C’è da chiedersi se sia aumentato anche il ricorso agli stregoni. In effetti, come spiega la polizia del Malawi, il Paese non se la passa poi così bene da quando la Tanzania, nel gennaio 2015, ha imposto una drastica riduzione delle attività commerciali.

Fatto sta che il racconto di Cedrick, la madre del ragazzo ucciso, è straziante. Lei ha deciso di rivelare tutto a The Associated Press spiegando che al momento ha paura per il fratello gemello del ragazzo ucciso, anch’esso affetto da albinismo ma finora sopravvissuto alle incursioni violente. L’ultima nel cuore della notte, qualche giorno fa: è stata svegliata da persone che prendevano a calci la sua porta di casa. Il marito era via…

“Prima che potessi capire cosa stava succedendo, hanno stracciato la zanzariera e hanno afferrato uno dei gemelli” ha raccontato la donna di 26 anni con le lacrime agli occhi “così ho deciso di proteggere l’altro con la schiena restando aggrappata a quello che provavano a portarmi via”.

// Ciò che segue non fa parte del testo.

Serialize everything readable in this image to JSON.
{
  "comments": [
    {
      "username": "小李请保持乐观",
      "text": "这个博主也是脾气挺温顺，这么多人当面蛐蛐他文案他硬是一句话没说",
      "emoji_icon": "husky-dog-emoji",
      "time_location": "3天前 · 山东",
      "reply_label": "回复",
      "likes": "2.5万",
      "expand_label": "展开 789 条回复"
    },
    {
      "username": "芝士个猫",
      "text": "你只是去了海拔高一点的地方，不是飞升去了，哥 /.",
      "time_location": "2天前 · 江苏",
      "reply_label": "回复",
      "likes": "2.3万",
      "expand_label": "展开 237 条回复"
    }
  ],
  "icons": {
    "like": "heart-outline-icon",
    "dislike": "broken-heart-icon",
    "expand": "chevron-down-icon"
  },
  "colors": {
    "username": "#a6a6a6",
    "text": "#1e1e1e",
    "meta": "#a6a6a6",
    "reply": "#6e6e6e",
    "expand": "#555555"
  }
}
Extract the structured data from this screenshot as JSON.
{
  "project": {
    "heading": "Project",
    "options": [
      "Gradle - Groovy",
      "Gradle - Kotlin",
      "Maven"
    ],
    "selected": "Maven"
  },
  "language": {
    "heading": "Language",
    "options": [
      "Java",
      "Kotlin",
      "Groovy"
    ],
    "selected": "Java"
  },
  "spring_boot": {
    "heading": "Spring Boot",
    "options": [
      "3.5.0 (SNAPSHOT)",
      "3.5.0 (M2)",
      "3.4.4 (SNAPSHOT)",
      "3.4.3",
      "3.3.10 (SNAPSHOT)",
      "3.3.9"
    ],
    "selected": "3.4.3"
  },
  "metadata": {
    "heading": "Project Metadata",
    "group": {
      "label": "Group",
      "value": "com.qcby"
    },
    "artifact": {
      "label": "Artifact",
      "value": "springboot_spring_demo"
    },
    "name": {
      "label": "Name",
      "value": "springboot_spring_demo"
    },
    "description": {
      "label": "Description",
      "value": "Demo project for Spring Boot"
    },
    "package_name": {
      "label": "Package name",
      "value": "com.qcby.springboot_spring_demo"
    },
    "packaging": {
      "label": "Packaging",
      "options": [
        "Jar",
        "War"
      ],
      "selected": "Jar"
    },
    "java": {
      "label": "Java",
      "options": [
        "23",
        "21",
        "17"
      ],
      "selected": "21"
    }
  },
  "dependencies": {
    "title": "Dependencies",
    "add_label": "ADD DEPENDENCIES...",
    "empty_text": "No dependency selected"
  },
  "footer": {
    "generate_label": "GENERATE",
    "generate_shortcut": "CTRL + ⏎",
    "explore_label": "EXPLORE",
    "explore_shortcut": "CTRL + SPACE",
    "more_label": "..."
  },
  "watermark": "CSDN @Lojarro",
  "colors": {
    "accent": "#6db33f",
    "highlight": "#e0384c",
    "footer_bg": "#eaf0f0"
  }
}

Poi racconta di aver ricevuto un colpo di machete sulla fronte da uno degli aggressori, un colpo che l’ha frastornata al punto che ha dovuto lasciare la presa di uno dei figli. Ha gridato per chiedere aiuto ma quando i parenti e i vicini sono arrivati, gli aggressori si erano già dati alla fuga. Ora il gemello del bambino rapito chiede in continuazione dove sia il fratello e lei continua ad illuderlo raccontandogli che tornerà.

Nello stesso giorno in cui Cedrick ha raccontato la sua storia, in un’altra parte del Malawi, un uomo ha denunciato la scomparsa del figlio di 4 anni ma quando questo bambino albino è stato ritrovato, i suoi arti non c’erano più. Un gruppo che si occupa della difesa dei diritti umani ha spiegato che questo macabro commercio è alimentato dalla convinzione che le ossa delle persone affette da albinismo contengano oro. I rapimenti sono più frequenti nelle zone rurali in cui manca il presidio costante della polizia ma il governo cerca di minimizzare sulle pratiche magiche. Una situazione complessa sulla quale vigileranno le associazioni internazionali.